Title: Wintry Visit
Author: Miz Thang
Characters/Pairing: Draco Malfoy, implied/mentioned HP/DM
Rating: FRM
Word Count: 315
Warnings: Slash, obviously. Angst.
Disclaimer: I don't own anything but the little story's idea. Everything else belongs to who it belongs to.
Summary: Harry Potter never was. For my au100 claim of Harry Potter/Draco Malfoy. This is the Big Ass Table.

Draco Malfoy is a lone pale figure, deeply contrasted against the nght sky. He stands in the wintry snow, his gaze cast low, to the ground where a grave has been ruined over the past two decades. A grave disgraced and spat upon. The tombstone is chipped and the most crude words in the world have been carved into the stone, disrespecting the life of the one who lied there.
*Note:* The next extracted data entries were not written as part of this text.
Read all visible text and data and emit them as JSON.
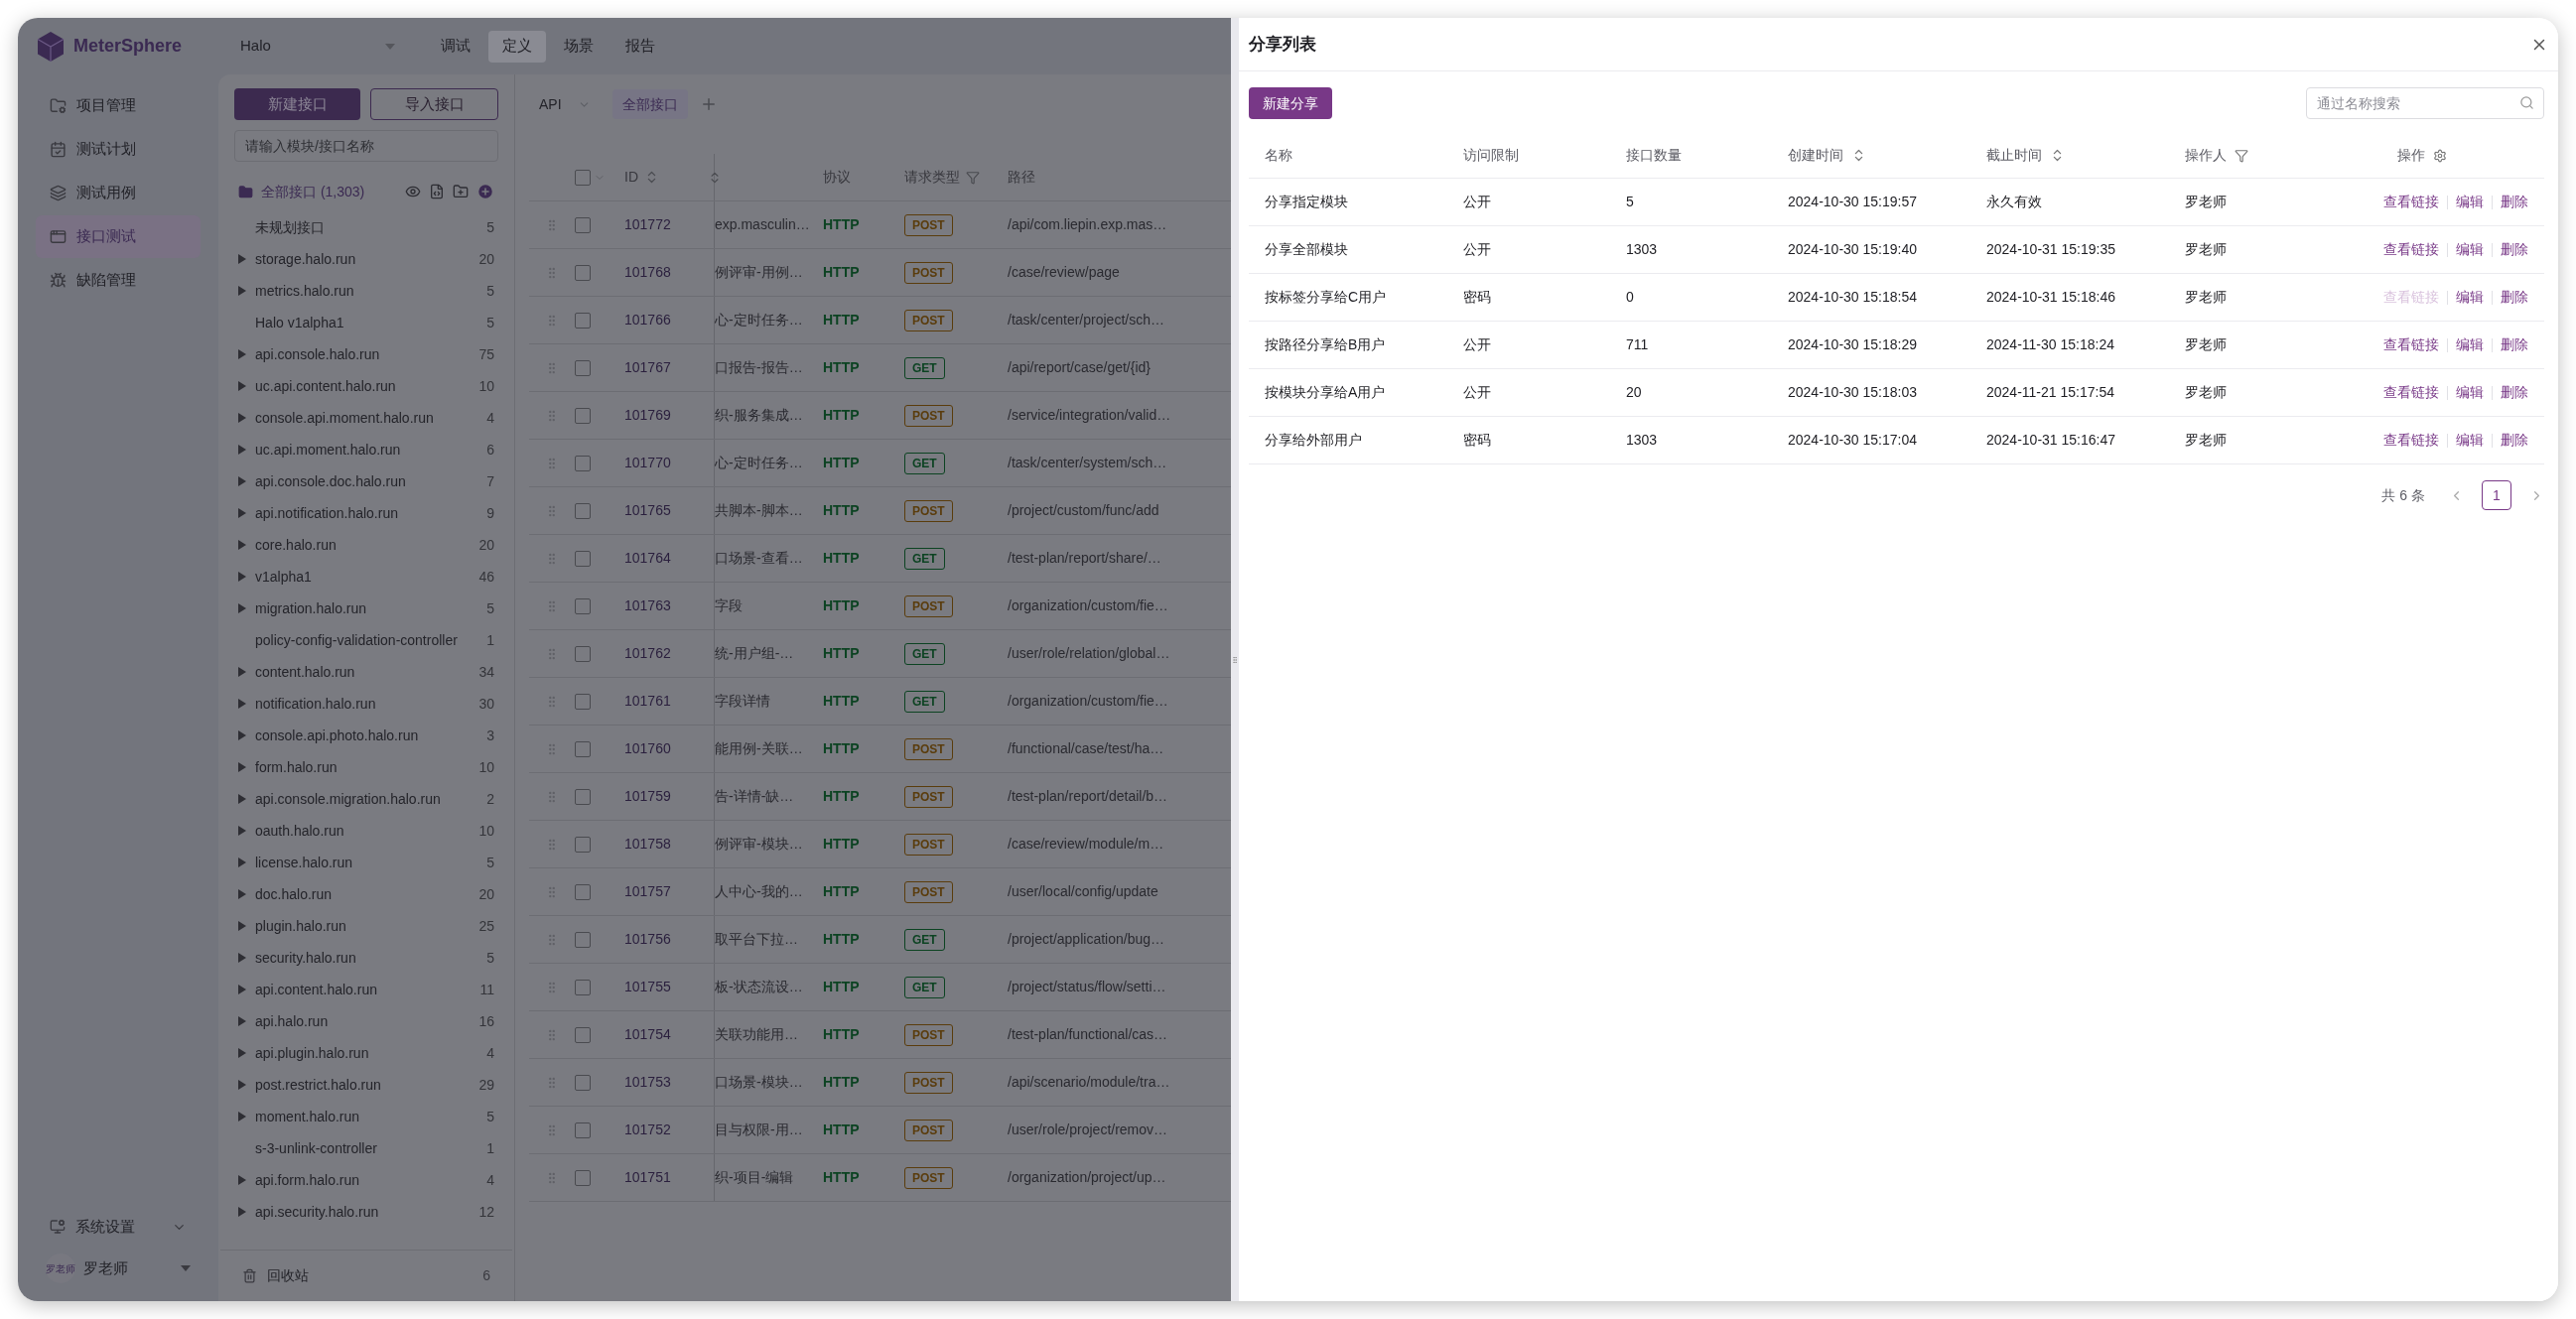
{
  "app": {
    "logo_text": "MeterSphere",
    "project": "Halo",
    "nav": [
      {
        "label": "调试",
        "selected": false
      },
      {
        "label": "定义",
        "selected": true
      },
      {
        "label": "场景",
        "selected": false
      },
      {
        "label": "报告",
        "selected": false
      }
    ],
    "sidebar": [
      {
        "label": "项目管理",
        "selected": false
      },
      {
        "label": "测试计划",
        "selected": false
      },
      {
        "label": "测试用例",
        "selected": false
      },
      {
        "label": "接口测试",
        "selected": true
      },
      {
        "label": "缺陷管理",
        "selected": false
      }
    ],
    "settings": "系统设置",
    "user": {
      "avatar_text": "罗老师",
      "name": "罗老师"
    }
  },
  "module_panel": {
    "buttons": [
      {
        "label": "新建接口",
        "kind": "primary"
      },
      {
        "label": "导入接口",
        "kind": "outline"
      }
    ],
    "search": {
      "placeholder": "请输入模块/接口名称"
    },
    "root": "全部接口 (1,303)",
    "modules": [
      {
        "label": "未规划接口",
        "count": "5",
        "expandable": false
      },
      {
        "label": "storage.halo.run",
        "count": "20",
        "expandable": true
      },
      {
        "label": "metrics.halo.run",
        "count": "5",
        "expandable": true
      },
      {
        "label": "Halo v1alpha1",
        "count": "5",
        "expandable": false
      },
      {
        "label": "api.console.halo.run",
        "count": "75",
        "expandable": true
      },
      {
        "label": "uc.api.content.halo.run",
        "count": "10",
        "expandable": true
      },
      {
        "label": "console.api.moment.halo.run",
        "count": "4",
        "expandable": true
      },
      {
        "label": "uc.api.moment.halo.run",
        "count": "6",
        "expandable": true
      },
      {
        "label": "api.console.doc.halo.run",
        "count": "7",
        "expandable": true
      },
      {
        "label": "api.notification.halo.run",
        "count": "9",
        "expandable": true
      },
      {
        "label": "core.halo.run",
        "count": "20",
        "expandable": true
      },
      {
        "label": "v1alpha1",
        "count": "46",
        "expandable": true
      },
      {
        "label": "migration.halo.run",
        "count": "5",
        "expandable": true
      },
      {
        "label": "policy-config-validation-controller",
        "count": "1",
        "expandable": false
      },
      {
        "label": "content.halo.run",
        "count": "34",
        "expandable": true
      },
      {
        "label": "notification.halo.run",
        "count": "30",
        "expandable": true
      },
      {
        "label": "console.api.photo.halo.run",
        "count": "3",
        "expandable": true
      },
      {
        "label": "form.halo.run",
        "count": "10",
        "expandable": true
      },
      {
        "label": "api.console.migration.halo.run",
        "count": "2",
        "expandable": true
      },
      {
        "label": "oauth.halo.run",
        "count": "10",
        "expandable": true
      },
      {
        "label": "license.halo.run",
        "count": "5",
        "expandable": true
      },
      {
        "label": "doc.halo.run",
        "count": "20",
        "expandable": true
      },
      {
        "label": "plugin.halo.run",
        "count": "25",
        "expandable": true
      },
      {
        "label": "security.halo.run",
        "count": "5",
        "expandable": true
      },
      {
        "label": "api.content.halo.run",
        "count": "11",
        "expandable": true
      },
      {
        "label": "api.halo.run",
        "count": "16",
        "expandable": true
      },
      {
        "label": "api.plugin.halo.run",
        "count": "4",
        "expandable": true
      },
      {
        "label": "post.restrict.halo.run",
        "count": "29",
        "expandable": true
      },
      {
        "label": "moment.halo.run",
        "count": "5",
        "expandable": true
      },
      {
        "label": "s-3-unlink-controller",
        "count": "1",
        "expandable": false
      },
      {
        "label": "api.form.halo.run",
        "count": "4",
        "expandable": true
      },
      {
        "label": "api.security.halo.run",
        "count": "12",
        "expandable": true
      }
    ],
    "recycle_bin": {
      "label": "回收站",
      "count": "6"
    }
  },
  "api_table": {
    "protocol_select": "API",
    "select_all_checked": false,
    "tabs": [
      {
        "label": "全部接口",
        "selected": true
      }
    ],
    "columns": [
      {
        "label": "ID",
        "kind": "sort"
      },
      {
        "label": "协议",
        "kind": "plain"
      },
      {
        "label": "请求类型",
        "kind": "filter"
      },
      {
        "label": "路径",
        "kind": "plain"
      }
    ],
    "rows": [
      {
        "id": "101772",
        "column_3": "exp.masculin…",
        "protocol": "HTTP",
        "method": "POST",
        "color": "#5a3c0c",
        "path": "/api/com.liepin.exp.mas…",
        "checked": false
      },
      {
        "id": "101768",
        "column_3": "例评审-用例…",
        "protocol": "HTTP",
        "method": "POST",
        "color": "#5a3c0c",
        "path": "/case/review/page",
        "checked": false
      },
      {
        "id": "101766",
        "column_3": "心-定时任务…",
        "protocol": "HTTP",
        "method": "POST",
        "color": "#5a3c0c",
        "path": "/task/center/project/sch…",
        "checked": false
      },
      {
        "id": "101767",
        "column_3": "口报告-报告…",
        "protocol": "HTTP",
        "method": "GET",
        "color": "#0c4322",
        "path": "/api/report/case/get/{id}",
        "checked": false
      },
      {
        "id": "101769",
        "column_3": "织-服务集成…",
        "protocol": "HTTP",
        "method": "POST",
        "color": "#5a3c0c",
        "path": "/service/integration/valid…",
        "checked": false
      },
      {
        "id": "101770",
        "column_3": "心-定时任务…",
        "protocol": "HTTP",
        "method": "GET",
        "color": "#0c4322",
        "path": "/task/center/system/sch…",
        "checked": false
      },
      {
        "id": "101765",
        "column_3": "共脚本-脚本…",
        "protocol": "HTTP",
        "method": "POST",
        "color": "#5a3c0c",
        "path": "/project/custom/func/add",
        "checked": false
      },
      {
        "id": "101764",
        "column_3": "口场景-查看…",
        "protocol": "HTTP",
        "method": "GET",
        "color": "#0c4322",
        "path": "/test-plan/report/share/…",
        "checked": false
      },
      {
        "id": "101763",
        "column_3": "字段",
        "protocol": "HTTP",
        "method": "POST",
        "color": "#5a3c0c",
        "path": "/organization/custom/fie…",
        "checked": false
      },
      {
        "id": "101762",
        "column_3": "统-用户组-…",
        "protocol": "HTTP",
        "method": "GET",
        "color": "#0c4322",
        "path": "/user/role/relation/global…",
        "checked": false
      },
      {
        "id": "101761",
        "column_3": "字段详情",
        "protocol": "HTTP",
        "method": "GET",
        "color": "#0c4322",
        "path": "/organization/custom/fie…",
        "checked": false
      },
      {
        "id": "101760",
        "column_3": "能用例-关联…",
        "protocol": "HTTP",
        "method": "POST",
        "color": "#5a3c0c",
        "path": "/functional/case/test/ha…",
        "checked": false
      },
      {
        "id": "101759",
        "column_3": "告-详情-缺…",
        "protocol": "HTTP",
        "method": "POST",
        "color": "#5a3c0c",
        "path": "/test-plan/report/detail/b…",
        "checked": false
      },
      {
        "id": "101758",
        "column_3": "例评审-模块…",
        "protocol": "HTTP",
        "method": "POST",
        "color": "#5a3c0c",
        "path": "/case/review/module/m…",
        "checked": false
      },
      {
        "id": "101757",
        "column_3": "人中心-我的…",
        "protocol": "HTTP",
        "method": "POST",
        "color": "#5a3c0c",
        "path": "/user/local/config/update",
        "checked": false
      },
      {
        "id": "101756",
        "column_3": "取平台下拉…",
        "protocol": "HTTP",
        "method": "GET",
        "color": "#0c4322",
        "path": "/project/application/bug…",
        "checked": false
      },
      {
        "id": "101755",
        "column_3": "板-状态流设…",
        "protocol": "HTTP",
        "method": "GET",
        "color": "#0c4322",
        "path": "/project/status/flow/setti…",
        "checked": false
      },
      {
        "id": "101754",
        "column_3": "关联功能用…",
        "protocol": "HTTP",
        "method": "POST",
        "color": "#5a3c0c",
        "path": "/test-plan/functional/cas…",
        "checked": false
      },
      {
        "id": "101753",
        "column_3": "口场景-模块…",
        "protocol": "HTTP",
        "method": "POST",
        "color": "#5a3c0c",
        "path": "/api/scenario/module/tra…",
        "checked": false
      },
      {
        "id": "101752",
        "column_3": "目与权限-用…",
        "protocol": "HTTP",
        "method": "POST",
        "color": "#5a3c0c",
        "path": "/user/role/project/remov…",
        "checked": false
      },
      {
        "id": "101751",
        "column_3": "织-项目-编辑",
        "protocol": "HTTP",
        "method": "POST",
        "color": "#5a3c0c",
        "path": "/organization/project/up…",
        "checked": false
      }
    ]
  },
  "drawer": {
    "title": "分享列表",
    "new_button": "新建分享",
    "search": {
      "placeholder": "通过名称搜索"
    },
    "columns": [
      {
        "label": "名称",
        "kind": "plain"
      },
      {
        "label": "访问限制",
        "kind": "plain"
      },
      {
        "label": "接口数量",
        "kind": "plain"
      },
      {
        "label": "创建时间",
        "kind": "sort"
      },
      {
        "label": "截止时间",
        "kind": "sort"
      },
      {
        "label": "操作人",
        "kind": "filter"
      },
      {
        "label": "操作",
        "kind": "settings"
      }
    ],
    "rows": [
      {
        "name": "分享指定模块",
        "access": "公开",
        "count": "5",
        "created": "2024-10-30 15:19:57",
        "deadline": "永久有效",
        "operator": "罗老师",
        "actions": [
          {
            "label": "查看链接",
            "disabled": false
          },
          {
            "label": "编辑",
            "disabled": false
          },
          {
            "label": "删除",
            "disabled": false
          }
        ]
      },
      {
        "name": "分享全部模块",
        "access": "公开",
        "count": "1303",
        "created": "2024-10-30 15:19:40",
        "deadline": "2024-10-31 15:19:35",
        "operator": "罗老师",
        "actions": [
          {
            "label": "查看链接",
            "disabled": false
          },
          {
            "label": "编辑",
            "disabled": false
          },
          {
            "label": "删除",
            "disabled": false
          }
        ]
      },
      {
        "name": "按标签分享给C用户",
        "access": "密码",
        "count": "0",
        "created": "2024-10-30 15:18:54",
        "deadline": "2024-10-31 15:18:46",
        "operator": "罗老师",
        "actions": [
          {
            "label": "查看链接",
            "disabled": true
          },
          {
            "label": "编辑",
            "disabled": false
          },
          {
            "label": "删除",
            "disabled": false
          }
        ]
      },
      {
        "name": "按路径分享给B用户",
        "access": "公开",
        "count": "711",
        "created": "2024-10-30 15:18:29",
        "deadline": "2024-11-30 15:18:24",
        "operator": "罗老师",
        "actions": [
          {
            "label": "查看链接",
            "disabled": false
          },
          {
            "label": "编辑",
            "disabled": false
          },
          {
            "label": "删除",
            "disabled": false
          }
        ]
      },
      {
        "name": "按模块分享给A用户",
        "access": "公开",
        "count": "20",
        "created": "2024-10-30 15:18:03",
        "deadline": "2024-11-21 15:17:54",
        "operator": "罗老师",
        "actions": [
          {
            "label": "查看链接",
            "disabled": false
          },
          {
            "label": "编辑",
            "disabled": false
          },
          {
            "label": "删除",
            "disabled": false
          }
        ]
      },
      {
        "name": "分享给外部用户",
        "access": "密码",
        "count": "1303",
        "created": "2024-10-30 15:17:04",
        "deadline": "2024-10-31 15:16:47",
        "operator": "罗老师",
        "actions": [
          {
            "label": "查看链接",
            "disabled": false
          },
          {
            "label": "编辑",
            "disabled": false
          },
          {
            "label": "删除",
            "disabled": false
          }
        ]
      }
    ],
    "pagination": {
      "total": "共 6 条",
      "pages": [
        {
          "label": "1",
          "selected": true
        }
      ]
    }
  }
}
And Draco stares at this all and he imagines. He imagines a tale of a baby who defeated the great Lord Voldemort, making the man disappear off the face of the earth for all of eleven years and thought dead by all. He imagines a boy prophecized to one day face this Lord Voldemort and win. He imagines a world not filled with pain and suffering and screams, and where his mother did not whisper to him every night that she wished she'd known better before.

Sometimes, Draco dreams so hard that he imagines the boy did exist – in his memories. He remembers fights and Quidditch matches. He remembers pranks and insults, and all the things in between. He remembers the disgust and the hatred, and the worry and confusion and the passion andthedesireandthelust, all mixing up into something indefinable. Something new.

And that's the part that hurts. Draco can see this boy of his dreams so clearly in his head – a messy head of black hair that Draco will always gets the intense desire to tame (but it won't work), and green eyes as bright as Avada Kedavra hidden behind round frames. Draco imagines what this boy is like in person, and is always disappointed because he will never exist.

So Draco stands in this wintry snow, his gaze cast down at the grave of one Harry James Potter that barely ever was, and he tosses down a white rose to what could've been.